From granting use of the Community Room to keeping the mall entrance plowed on snowy mornings, Curry says, Southgate Mall has been enormously helpful in fostering the Mallwalking program. Management has given her a key, too, that enables her to shut off the mall music in the Penney’s court and play her own during exercises. “We learned early, early on that music is an important part of exercise,” she says. “It’s a lot more fun to move when you’re listening to music.”

This morning, country music plays while Curry sings and leads the group through lunges and claps, windshield-wiper hand motions and hip swivels. Meanwhile, mall walkers independent of the group keep filtering past.

Carol Hanson, who retired from Community Medical Center after 39 years, walks by with her aunt, Louise Albert, and mall-walking friend Geri McVaugh. Hanson says the trio is “low on the totem pole” of Southgate’s diehard mall walkers, but she likes mall walking because it gets her off the couch; she had polio as a child, and the mall’s flat surface is easy on her legs. Her aunt, who roped her into mall walking a few years ago, says the exercise keeps her “limbered up” in an environment where she doesn’t have to worry about ice or deal with wind.

Missoula Federal Credit Union employee Shelly Harris and her walking partner, Lisa Whitehouse, stride by and say they mall walk in the winter, but otherwise walk in Greenough Park. They come to the mall a couple times a week and walk for about an hour and a half. They don’t keep track of their laps, but the official Mallwalker’s brochure (available at the mall), says that one lap equals three-fifths of a mile; two laps is one and a fifth; three laps, one and four-fifths; four laps, two and two-fifths.

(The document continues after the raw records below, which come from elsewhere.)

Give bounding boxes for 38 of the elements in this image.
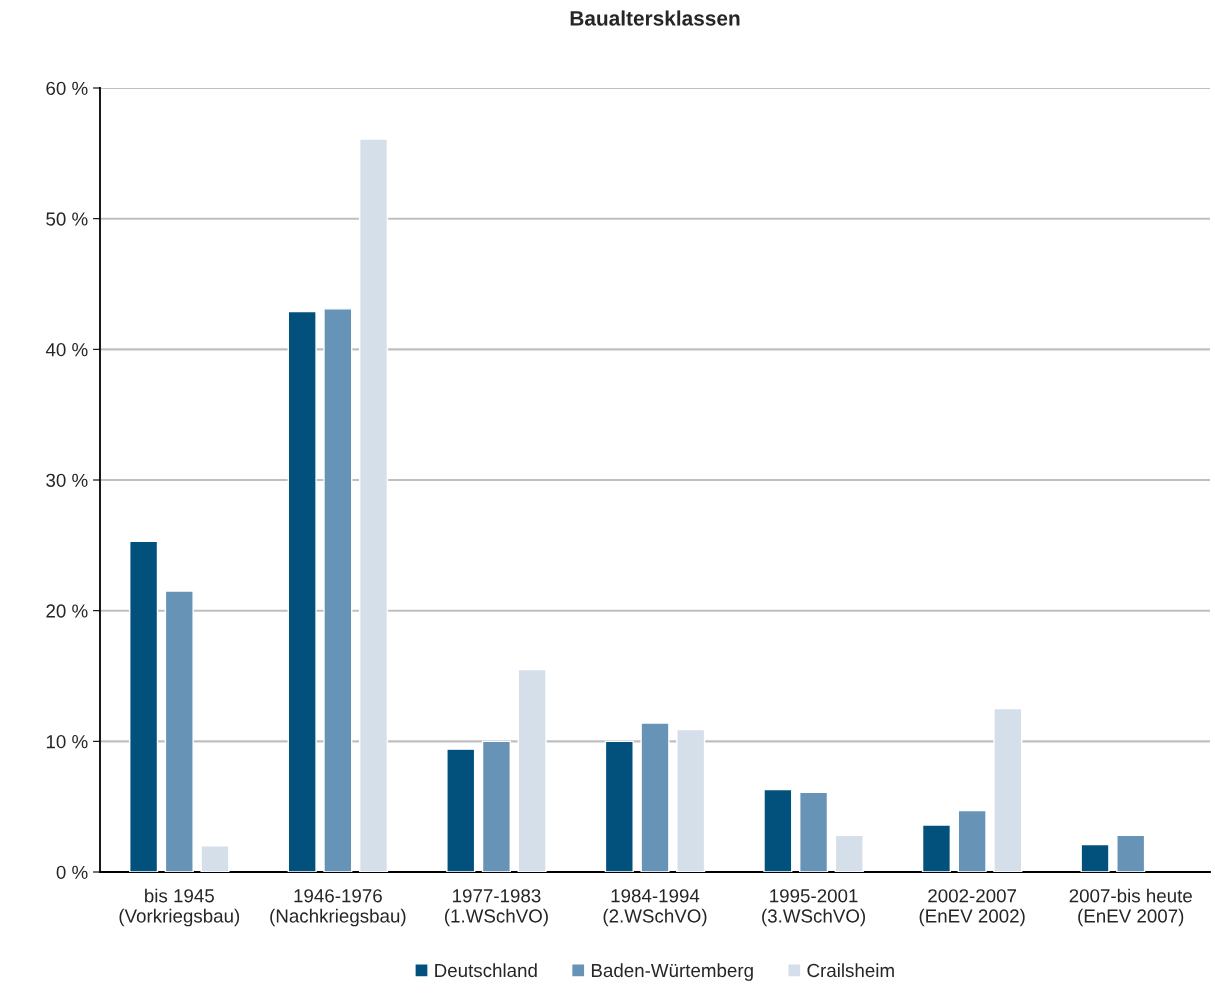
x-tick-label: 1995-2001 (3.WSchVO) (762, 889, 866, 927)
y-tick-label: 40 % (45, 343, 88, 357)
chart-title: Baualtersklassen (570, 10, 740, 26)
bar (604, 740, 634, 872)
bar (763, 788, 793, 872)
bar (1116, 834, 1146, 872)
bar (129, 540, 159, 872)
bar (323, 308, 353, 872)
bar (799, 791, 829, 872)
x-tick-label: 2002-2007 (EnEV 2002) (919, 889, 1025, 927)
legend-label: Baden-Würtemberg (591, 963, 753, 981)
y-tick-label: 0 % (56, 865, 88, 879)
bar (834, 834, 864, 872)
y-tick-label: 50 % (46, 212, 88, 226)
bar (287, 310, 317, 872)
y-tick-label: 60 % (46, 81, 88, 95)
x-tick-label: 1984-1994 (2.WSchVO) (603, 889, 707, 927)
y-tick-label: 20 % (46, 604, 88, 618)
bar (446, 748, 476, 872)
legend-label: Deutschland (435, 963, 537, 978)
bar (1080, 843, 1110, 872)
bar (676, 728, 706, 872)
bar (200, 845, 230, 872)
y-tick-label: 30 % (46, 473, 88, 487)
x-tick-label: 1977-1983 (1.WSchVO) (444, 889, 548, 927)
bar (481, 740, 511, 872)
bar (993, 707, 1023, 872)
bar (517, 668, 547, 872)
y-tick-label: 10 % (46, 735, 88, 749)
bar (957, 809, 987, 872)
bar (640, 722, 670, 872)
x-tick-label: 1946-1976 (Nachkriegsbau) (270, 889, 406, 927)
bar (358, 138, 389, 872)
x-tick-label: 2007-bis heute (EnEV 2007) (1069, 888, 1192, 927)
bar (164, 590, 194, 872)
legend-label: Crailsheim (807, 963, 894, 978)
x-tick-label: bis 1945 (Vorkriegsbau) (119, 888, 240, 927)
bar (921, 824, 952, 872)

Cathie Jacobson walks four laps with her mother, Joan Chaussee, and her granddaughter, 5-month-old Xaria. She’s been mall walking for about four years, and has walked at bigger malls in Portland and Las Vegas where you don’t have to do as many laps—but her mom’s been at it in Missoula for more than a dozen years. When the Southgate Grill was still open, Chaussee would have breakfast there after walking. Today, she says her pastor is among the mall walkers she knows, but she opts not to join the official Mallwalkers because, “I don’t like doing a lot of exercises,” she says. “I like to just walk.”

Back at the J.C. Penney court, the Mallwalkers are belting out “Happy Birthday” to a group member named Betty. After their morning’s through, says Curry, “you’ll see two or three tables of our people down there [at Caffe Dolce], playing dominoes and visiting.” Ask her what the greatest appeal is for these folks about mall walking, and she gives a fast answer: “Being together.”

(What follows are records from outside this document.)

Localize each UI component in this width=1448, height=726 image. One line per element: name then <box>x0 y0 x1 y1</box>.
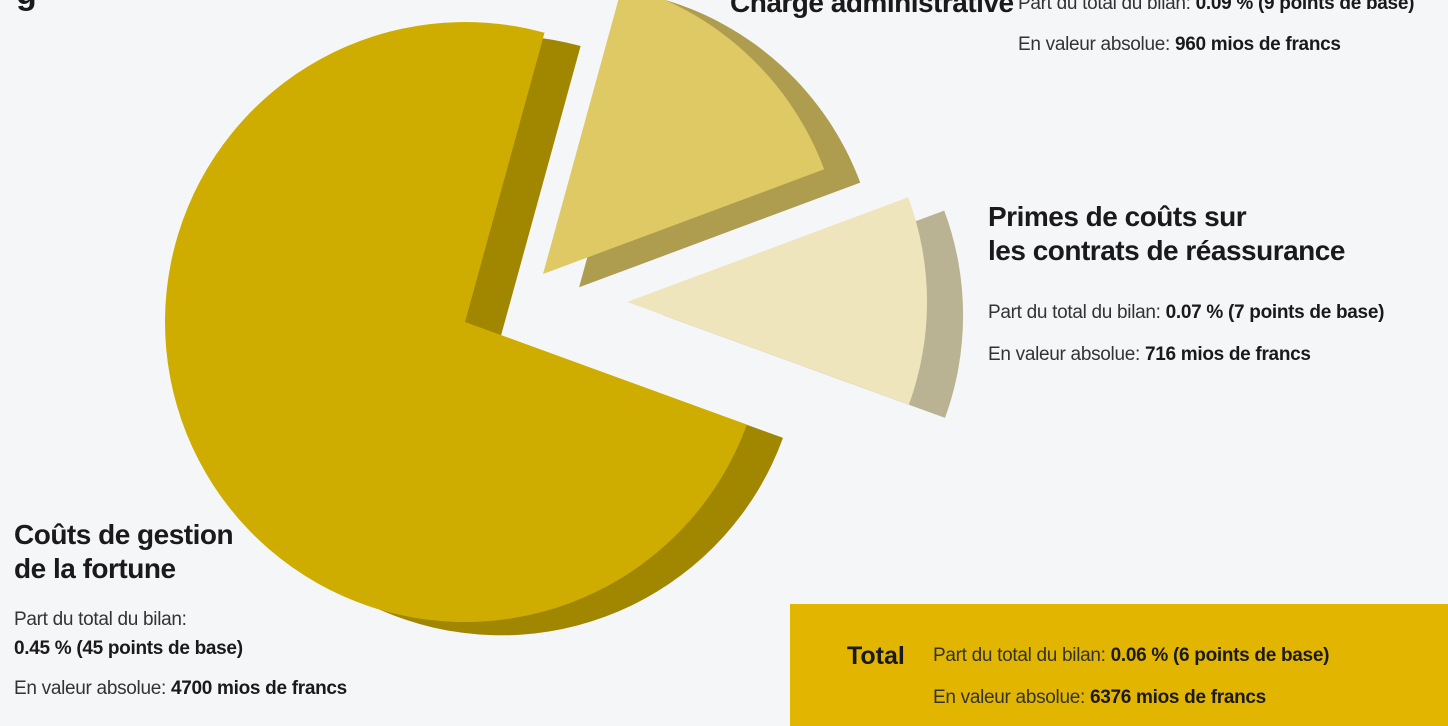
share-value: 0.45 % (45 points de base) <box>14 638 243 659</box>
abs-label: En valeur absolue: <box>988 344 1140 365</box>
abs-value: 716 mios de francs <box>1144 344 1311 365</box>
total-share-value: 0.06 % (6 points de base) <box>1110 645 1330 666</box>
share-value: 0.09 % (9 points de base) <box>1195 0 1415 14</box>
label-primes-reassurance: Primes de coûts sur les contrats de réas… <box>988 200 1438 367</box>
abs-line: En valeur absolue: 4700 mios de francs <box>14 677 434 701</box>
total-abs-value: 6376 mios de francs <box>1089 687 1266 708</box>
label-title-line-1: Coûts de gestion <box>14 519 234 550</box>
abs-label: En valeur absolue: <box>1018 34 1170 55</box>
share-label: Part du total du bilan: <box>988 302 1161 323</box>
pie-slice-face <box>543 0 825 274</box>
abs-line: En valeur absolue: 960 mios de francs <box>1018 33 1341 57</box>
pie-slice-1 <box>165 21 784 636</box>
label-title: Charge administrative <box>730 0 1014 18</box>
total-box: Total Part du total du bilan: 0.06 % (6 … <box>790 604 1448 726</box>
pie-slice-3 <box>627 197 964 418</box>
total-label: Total <box>847 642 905 670</box>
share-line: Part du total du bilan: 0.07 % (7 points… <box>988 301 1438 325</box>
abs-value: 960 mios de francs <box>1174 34 1341 55</box>
pie-slice-face <box>165 21 747 622</box>
abs-label: En valeur absolue: <box>14 678 166 699</box>
share-label: Part du total du bilan: <box>14 609 187 630</box>
label-title-line-2: de la fortune <box>14 553 176 584</box>
label-title-line-1: Primes de coûts sur <box>988 201 1247 232</box>
total-share-line: Part du total du bilan: 0.06 % (6 points… <box>933 644 1329 668</box>
label-couts-gestion: Coûts de gestion de la fortune Part du t… <box>14 518 434 701</box>
pie-slice-2 <box>543 0 861 288</box>
pie-slice-face <box>627 197 928 405</box>
total-abs-line: En valeur absolue: 6376 mios de francs <box>933 686 1266 710</box>
total-abs-label: En valeur absolue: <box>933 687 1085 708</box>
abs-value: 4700 mios de francs <box>170 678 347 699</box>
label-title-line-2: les contrats de réassurance <box>988 235 1345 266</box>
chart-title-fragment: g <box>16 0 37 13</box>
total-share-label: Part du total du bilan: <box>933 645 1106 666</box>
abs-line: En valeur absolue: 716 mios de francs <box>988 343 1438 367</box>
share-value: 0.07 % (7 points de base) <box>1165 302 1385 323</box>
share-line: Part du total du bilan: 0.09 % (9 points… <box>1018 0 1414 16</box>
share-label: Part du total du bilan: <box>1018 0 1191 14</box>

In fact, a lot of these mall walkers have been together since Curry started the group in 1987. “We’ve kind of grown old together,” she says, “and there are many relationships in here, and connections, and that pulls people back. And it also keeps the group cohesive. They’re bonded, and they can laugh and make jokes and say things to each other that some people might be appalled by, but they’re good friends, and they’ve been doing this for so long.”

“It’s a really big network,” adds Tritz.

And whether you’re 18 or 80, we all know what happens in big, social networks: dating. Curry and Tritz say there has been romance in the group. “We had one [man] whose wife died, and it wasn’t long after that that he married one of our other mall walkers,” Curry says. “We like to say that love does bloom at the mall.”